Typosquatting, es una forma de ataque en la que, por un error tipográfico, sin darnos cuenta, ingresamos en páginas de spam.

La cabeza va más rápido que las manos. Y, en ocasiones, los dedos no responden a la misma velocidad que uno piensa y, para colmo, puede llegar a “engañar” al cerebro. El typosquatting se aprovecha de los errores que comenten muchos usuarios a la hora de escribir una web. Esta se ha convertido en una importante forma que tienen los cibercriminales de infectar a los usuarios para llevar a los usuarios hasta páginas maliciosas.
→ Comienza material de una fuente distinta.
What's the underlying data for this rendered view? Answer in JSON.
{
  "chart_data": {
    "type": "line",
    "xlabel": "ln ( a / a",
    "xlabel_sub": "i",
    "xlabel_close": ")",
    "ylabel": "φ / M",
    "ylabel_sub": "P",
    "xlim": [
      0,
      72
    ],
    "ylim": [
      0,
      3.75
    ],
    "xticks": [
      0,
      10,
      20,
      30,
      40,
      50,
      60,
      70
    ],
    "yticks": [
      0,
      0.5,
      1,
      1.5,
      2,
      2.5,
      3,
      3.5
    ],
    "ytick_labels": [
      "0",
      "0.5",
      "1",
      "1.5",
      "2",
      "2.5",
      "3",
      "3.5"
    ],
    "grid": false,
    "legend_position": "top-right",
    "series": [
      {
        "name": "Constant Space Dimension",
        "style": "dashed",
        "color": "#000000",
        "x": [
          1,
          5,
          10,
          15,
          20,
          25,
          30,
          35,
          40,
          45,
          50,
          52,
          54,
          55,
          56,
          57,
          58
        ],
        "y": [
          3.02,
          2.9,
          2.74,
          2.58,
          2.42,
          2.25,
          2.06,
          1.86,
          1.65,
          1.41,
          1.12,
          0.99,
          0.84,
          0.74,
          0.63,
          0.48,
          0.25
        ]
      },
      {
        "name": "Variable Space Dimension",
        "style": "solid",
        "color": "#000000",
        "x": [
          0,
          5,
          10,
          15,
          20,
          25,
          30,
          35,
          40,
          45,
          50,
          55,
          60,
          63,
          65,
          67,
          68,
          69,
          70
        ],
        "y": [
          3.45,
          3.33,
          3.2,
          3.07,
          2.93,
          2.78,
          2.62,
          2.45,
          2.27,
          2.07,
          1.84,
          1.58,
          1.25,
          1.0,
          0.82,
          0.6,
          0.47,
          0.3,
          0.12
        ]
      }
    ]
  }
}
Según la compañía de seguridad Kaspersky Lab, teclear la dirección de una página web y cometer algún error es un fallo muy común. Los cibercriminales aprovechan esta distracción para dirigir a los usuarios a una web maliciosa en lugar de la que quieren visitar.
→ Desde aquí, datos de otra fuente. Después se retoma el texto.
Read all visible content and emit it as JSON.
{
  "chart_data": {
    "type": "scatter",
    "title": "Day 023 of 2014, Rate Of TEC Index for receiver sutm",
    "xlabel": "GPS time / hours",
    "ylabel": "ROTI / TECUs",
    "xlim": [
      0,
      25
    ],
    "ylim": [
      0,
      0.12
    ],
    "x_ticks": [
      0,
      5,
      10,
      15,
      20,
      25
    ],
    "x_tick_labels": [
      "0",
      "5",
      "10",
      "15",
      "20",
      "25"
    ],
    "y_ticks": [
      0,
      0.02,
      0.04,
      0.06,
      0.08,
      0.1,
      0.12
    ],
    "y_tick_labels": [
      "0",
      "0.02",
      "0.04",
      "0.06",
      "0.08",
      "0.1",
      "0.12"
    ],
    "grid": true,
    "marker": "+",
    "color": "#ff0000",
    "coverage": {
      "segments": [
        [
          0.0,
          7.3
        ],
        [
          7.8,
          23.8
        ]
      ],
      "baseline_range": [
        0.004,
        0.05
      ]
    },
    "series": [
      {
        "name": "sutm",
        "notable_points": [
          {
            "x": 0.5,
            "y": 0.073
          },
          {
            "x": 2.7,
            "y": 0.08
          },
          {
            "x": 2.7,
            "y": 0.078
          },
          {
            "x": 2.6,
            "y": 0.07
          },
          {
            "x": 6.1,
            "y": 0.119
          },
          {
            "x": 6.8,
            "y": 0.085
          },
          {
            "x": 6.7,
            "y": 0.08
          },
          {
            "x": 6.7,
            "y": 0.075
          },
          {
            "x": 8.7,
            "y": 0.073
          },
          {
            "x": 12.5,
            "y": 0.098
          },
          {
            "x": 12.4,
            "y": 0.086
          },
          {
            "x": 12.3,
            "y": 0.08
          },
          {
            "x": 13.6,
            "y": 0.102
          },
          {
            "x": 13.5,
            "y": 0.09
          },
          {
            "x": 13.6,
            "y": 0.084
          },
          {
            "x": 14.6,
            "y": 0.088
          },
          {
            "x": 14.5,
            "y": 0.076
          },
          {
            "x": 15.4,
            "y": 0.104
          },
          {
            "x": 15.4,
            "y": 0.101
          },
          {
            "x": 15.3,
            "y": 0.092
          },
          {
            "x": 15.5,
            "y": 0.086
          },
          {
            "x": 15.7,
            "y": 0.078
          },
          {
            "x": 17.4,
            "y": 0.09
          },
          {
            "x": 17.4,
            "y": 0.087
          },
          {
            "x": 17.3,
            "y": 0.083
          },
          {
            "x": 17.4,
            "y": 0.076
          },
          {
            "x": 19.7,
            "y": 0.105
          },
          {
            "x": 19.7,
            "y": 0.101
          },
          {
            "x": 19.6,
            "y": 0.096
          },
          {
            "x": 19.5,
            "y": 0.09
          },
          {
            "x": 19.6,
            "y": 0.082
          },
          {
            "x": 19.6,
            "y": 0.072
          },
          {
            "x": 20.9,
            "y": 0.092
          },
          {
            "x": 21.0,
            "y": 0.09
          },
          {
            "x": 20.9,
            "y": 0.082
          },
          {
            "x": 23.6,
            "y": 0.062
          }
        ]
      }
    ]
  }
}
Este fenómeno se llama typosquatting, una palabra compuesta por “tipografía” (typo) y “squat” (ocupar) y también se conoce como “URL hijaking”, o secuestro de una URL. Los cibercriminales registran nombres de dominio parecidos a los de otras webs muy populares y de esta forma, esperan que los usuarios tecleen por error el nombre de sus páginas web.
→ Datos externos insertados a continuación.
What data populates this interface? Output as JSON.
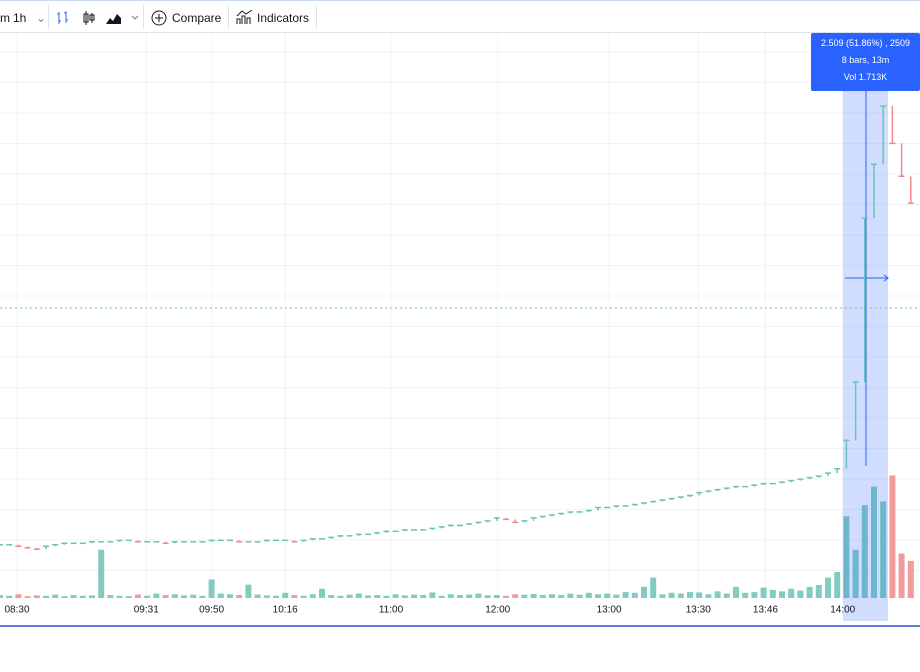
{
  "toolbar": {
    "interval_fragment": "m",
    "interval": "1h",
    "compare": "Compare",
    "indicators": "Indicators"
  },
  "chart_data": {
    "type": "ohlc",
    "xlim": [
      0,
      100
    ],
    "xticks": [
      {
        "value": 1.85,
        "label": "08:30"
      },
      {
        "value": 15.9,
        "label": "09:31"
      },
      {
        "value": 23,
        "label": "09:50"
      },
      {
        "value": 31,
        "label": "10:16"
      },
      {
        "value": 42.5,
        "label": "11:00"
      },
      {
        "value": 54.1,
        "label": "12:00"
      },
      {
        "value": 66.2,
        "label": "13:00"
      },
      {
        "value": 75.9,
        "label": "13:30"
      },
      {
        "value": 83.2,
        "label": "13:46"
      },
      {
        "value": 91.6,
        "label": "14:00"
      }
    ],
    "ylim": [
      3.94,
      7.74
    ],
    "y2lim": [
      0,
      700
    ],
    "up_color": "#6cc3b4",
    "down_color": "#ef8a8a",
    "series": [
      {
        "values": [
          4.31,
          4.31,
          4.3,
          4.29,
          4.28,
          4.3,
          4.31,
          4.32,
          4.32,
          4.32,
          4.33,
          4.33,
          4.33,
          4.34,
          4.34,
          4.33,
          4.33,
          4.33,
          4.32,
          4.33,
          4.33,
          4.33,
          4.33,
          4.34,
          4.34,
          4.34,
          4.33,
          4.33,
          4.33,
          4.34,
          4.34,
          4.34,
          4.33,
          4.34,
          4.35,
          4.35,
          4.36,
          4.37,
          4.37,
          4.38,
          4.38,
          4.39,
          4.4,
          4.4,
          4.41,
          4.41,
          4.41,
          4.42,
          4.43,
          4.44,
          4.44,
          4.45,
          4.46,
          4.47,
          4.49,
          4.48,
          4.46,
          4.47,
          4.49,
          4.5,
          4.51,
          4.52,
          4.53,
          4.53,
          4.54,
          4.56,
          4.56,
          4.57,
          4.57,
          4.58,
          4.59,
          4.6,
          4.61,
          4.62,
          4.63,
          4.64,
          4.66,
          4.67,
          4.68,
          4.69,
          4.7,
          4.7,
          4.71,
          4.72,
          4.72,
          4.73,
          4.74,
          4.75,
          4.76,
          4.77,
          4.79,
          4.82,
          5.01,
          5.4,
          6.5,
          6.86,
          7.25,
          7.0,
          6.78,
          6.6
        ]
      },
      {
        "axis": "y2",
        "values": [
          8,
          6,
          10,
          5,
          7,
          6,
          9,
          5,
          8,
          6,
          7,
          130,
          8,
          6,
          5,
          9,
          6,
          12,
          8,
          10,
          7,
          9,
          6,
          50,
          12,
          10,
          8,
          36,
          9,
          7,
          6,
          14,
          8,
          6,
          10,
          25,
          8,
          6,
          9,
          12,
          7,
          8,
          6,
          10,
          7,
          9,
          8,
          15,
          6,
          10,
          8,
          9,
          12,
          7,
          8,
          6,
          10,
          9,
          11,
          8,
          10,
          8,
          12,
          9,
          14,
          10,
          12,
          9,
          16,
          14,
          30,
          55,
          10,
          14,
          12,
          16,
          15,
          10,
          18,
          12,
          30,
          14,
          16,
          28,
          22,
          18,
          25,
          20,
          30,
          35,
          55,
          70,
          220,
          130,
          250,
          300,
          260,
          330,
          120,
          100
        ]
      }
    ]
  },
  "tooltip": {
    "line1": "2.509 (51.86%) , 2509",
    "line2": "8 bars, 13m",
    "line3": "Vol 1.713K"
  }
}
Esta forma de ataque constituye un “problema muy serio” para las empresas que ven cómo los cibercriminales utilizan su marca, pero también para los consumidores que, sin darse cuenta, entran en páginas de “spam” o, en el peor de los casos, infectan sus equipos sin darse cuenta.

«Typosquatting»: cuando un error tipográfico te puede infectar el ordenador

 La trampa de “typosquatting” tiene como objetivo que los usuarios descarguen un instalador falso y malicioso. Y los principales servicios son los más afectados. Por ejemplo, puede ser que encontremos una web con la dirección mail parecida a una de Gmail que está disponible en diferentes idiomas según la procedencia del usuario pero al revisar la url no está realmente bajo dominio de Google ni existe el protocolo de seguridad.